По затуманенным его глазам я понял, что следует его оставить одного. У калитки я оглянулся: он все покачивал головой от переполнявшего его чувства, тяжко расставив ноги; таким я запомнил его навсегда. А через несколько часов приехал, вернее — пришел, Яков; денег у Пустынновых хватало на жизнь в обрез. Всей семьей пили они в комнатах чай, когда я забежал к ним по мелочному поводу. Тугим баском рассказывал Яков о себе и своих успехах, а больше всего — о гидростанции, которую хотя бы в проектах собирался подарить своему народу. В мире он шел напролом, и все ему давалось легко и безбольно, ибо никакая затрата сил не страшила его перед лицом великой цели. Неущемленная младость делала привлекательным его курносое лицо, разброшенные скулы и бугристый лоб, упорный, как таран, которым бьют в ворота осажденного города; я подметил, как Лиза несколько раз обласкала его умным своим взором. Заинтересовавшись, я присел в уголку.
Старик Пустыннов был в расположении, по-видимому, продолжать утреннюю нашу беседу.
— Чудесен мир, Яков, — сказал он, вглядываясь в лицо сына.
— Кое-что перестроить в нем — невредная выйдет штука — сдержанно улыбался сын. — Железной рукой прополоть надо это сорное поле.
Тогда улыбнулся и отец.
— Вам, молодежи, все бы это ископать, разворошить, распланировать, чтобы не заблудиться в этих дебрях красот и тайн. Это-то и славно, Яков. Идите, роите, бейтесь… не бежите своего огня. Страдания не боитесь… огонь не только светит, он и жжет.
— Страданье — недуг, его лечить надо. И вылечим, — снисходительно молвил Яков, и улыбку его как бы сдуло ветром, который незримо бился в него.
Василий Прокопьич казался смущенным.
— Я и сам молод был, — кричал: бей становых, дави стражников… от юного огня кричал, Яков. Но и старость мою славлю и возврата не хочу…
То было старческим отклонением от линии спора, и старик сам понял это. Все деликатно промолчали конфузную эту минуту, и тогда Яков, как бы мимоходом, передал печальное известие об Андрее. Он не скрывал ничего, гнев его был нещаден, хотя и справедлив; к породе мелких гадиков причислял он Андрея, которому надоело глотать архивную пыль, который отравился зловонной этой пылью… Никто не возразил в защиту позорного Андреева деяния; недоброго отчуждения исполнена была сумеречная та минута.

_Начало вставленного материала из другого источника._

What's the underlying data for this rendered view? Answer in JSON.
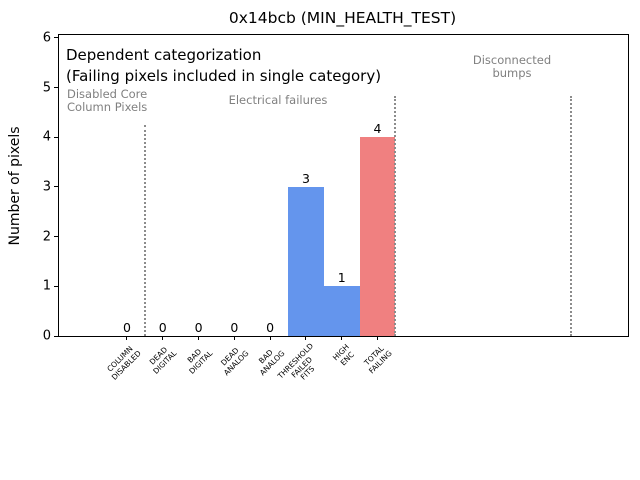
{
  "chart_data": {
    "type": "bar",
    "title": "0x14bcb (MIN_HEALTH_TEST)",
    "xlabel": "",
    "ylabel": "Number of pixels",
    "ylim": [
      0,
      6
    ],
    "yticks": [
      0,
      1,
      2,
      3,
      4,
      5,
      6
    ],
    "xlim": [
      -1.9,
      14.0
    ],
    "grid": false,
    "legend": null,
    "categories": [
      "COLUMN\nDISABLED",
      "DEAD\nDIGITAL",
      "BAD\nDIGITAL",
      "DEAD\nANALOG",
      "BAD\nANALOG",
      "THRESHOLD\nFAILED\nFITS",
      "HIGH\nENC",
      "TOTAL\nFAILING"
    ],
    "values": [
      0,
      0,
      0,
      0,
      0,
      3,
      1,
      4
    ],
    "bar_value_labels": [
      "0",
      "0",
      "0",
      "0",
      "0",
      "3",
      "1",
      "4"
    ],
    "bar_colors": [
      "#6495ED",
      "#6495ED",
      "#6495ED",
      "#6495ED",
      "#6495ED",
      "#6495ED",
      "#6495ED",
      "#F08080"
    ],
    "annotations": {
      "line1": "Dependent categorization",
      "line2": "(Failing pixels included in single category)"
    },
    "section_labels": [
      {
        "text": "Disabled Core\nColumn Pixels",
        "color": "#808080"
      },
      {
        "text": "Electrical failures",
        "color": "#808080"
      },
      {
        "text": "Disconnected\nbumps",
        "color": "#808080"
      }
    ],
    "dividers": [
      {
        "x": 0.5,
        "y_top": 4.25
      },
      {
        "x": 7.5,
        "y_top": 4.83
      },
      {
        "x": 12.4,
        "y_top": 4.83
      }
    ],
    "colors": {
      "bar_blue": "#6495ED",
      "bar_coral": "#F08080",
      "divider_gray": "#8c8c8c",
      "label_gray": "#808080",
      "axis_black": "#000000"
    }
  }
}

— Неделю назад прибежал в общежитие ко мне, — сухо рассказал Яков, — пьяный, охрипший, весь дрожит… — «Святого подлеца, кричит, раскрыл…» — и все махал какою-то бумажкой.
Он со злостью принялся разламывать яблоко, пахучий плод пустынновского сада.
— Может, и не пьяный? — робко спросила Анна Ефимовна, мать, и я не узнал звучного ее голоса.
Яков не ответил ей, ибо в это мгновенье Василий Прокопьич и выронил из рук свой стакан. Доселе не смею забыть ни злой тишины, объявшей вдруг пустынновское благополучие, ни случайного взгляда Василья Прокопьича, пойманного мною. Тоска о сыновней беде и моление о пощаде читались в нем. Мне стало жутко, но я не мог уйти: ноги мои отказывались служить мне. Вернее, я боялся хоть шорохом выдать воровское мое присутствие. Впрочем, я лгу: то было любопытство узнать сокровенную правду о людях, которых положил я примере своей жизни.
— Ничего, ничего, Василек… — твердила Анна Ефимовна, вместе с Лизой ползая на коленях у стола и собирая осколки. — Битая посуда к счастью!